So, what’s with the name? Lapera means the pear in Italian. It is a nod, of course, to the origins of these fabulous beasts as well as being the name of my existing design company: Pear.

To inaugurate my new home I decided to do something a little special: a coffee machine needs a name, and the name goes on the badge!

We start with a few iddy-biddy single-flute bits and a stack of aluminum blanks.

And a clean vise – you have to maintain your vises in order to maintain your vices. I really should be out-sourcing this part because there are more efficient ways to make it, but, for the first batch at least, these are gonna get made in-house.

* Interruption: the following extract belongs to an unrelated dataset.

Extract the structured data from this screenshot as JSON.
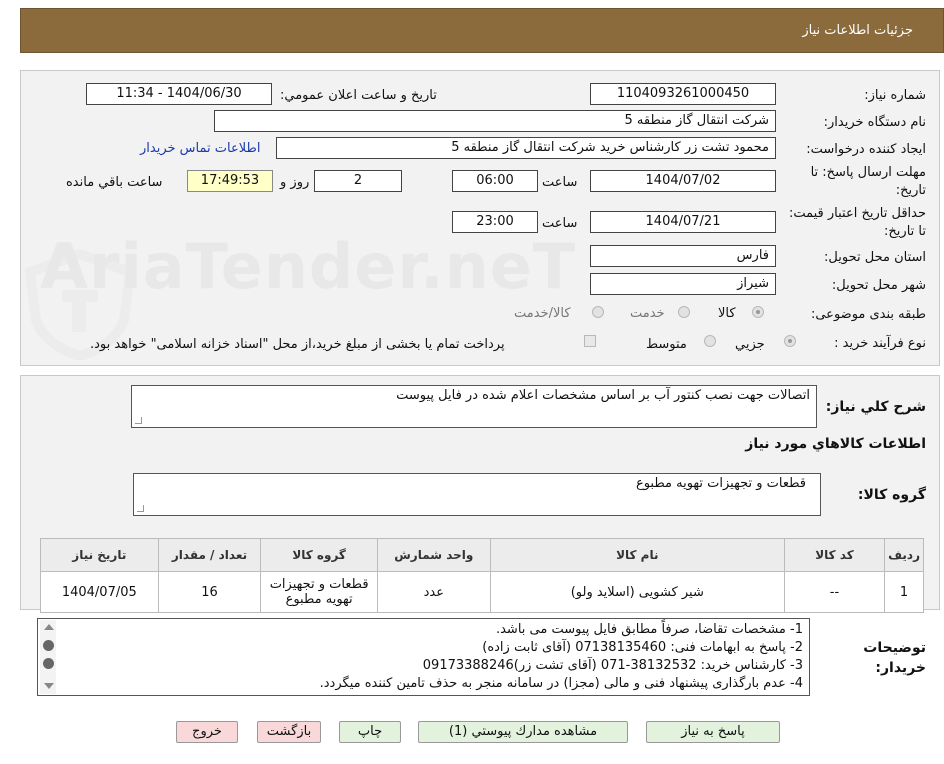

A mist setup on the mill keeps the cutter clear of chips. Which isn’t a big deal for the large bit used for the clearing, but is vital for the smallest one which is less than a 1/16″.

The milling path generated by the CAM software is highly satisfying.

Initial machining is done.

Lots and lots of cleaning comes next: rinsing, ultrasonic de-greasing, chemical etch, more rinsing, baking to bring any residual oils to the surface, solvent bath and yet more rinsing.

I borrowed these guns from a friend who “doesn’t miss powder coating”. I completely agree – this process is a hassle to do for large or numerous parts unless you have a really good setup and do it all the time. The guns are fascinating, for a number of reasons, not least of which being that they are the first and only ‘product’ that I have used that is almost entirely manufactured with a plain-old PLA 3D printer.

The powder coat itself looks like pretty dull stuff.

But it sure shines up nice after a quick trip through the oven.

After a quick sanding to reveal the bare metal, a little bit of a trim and a clear coat, the badges are ready to join the fleet.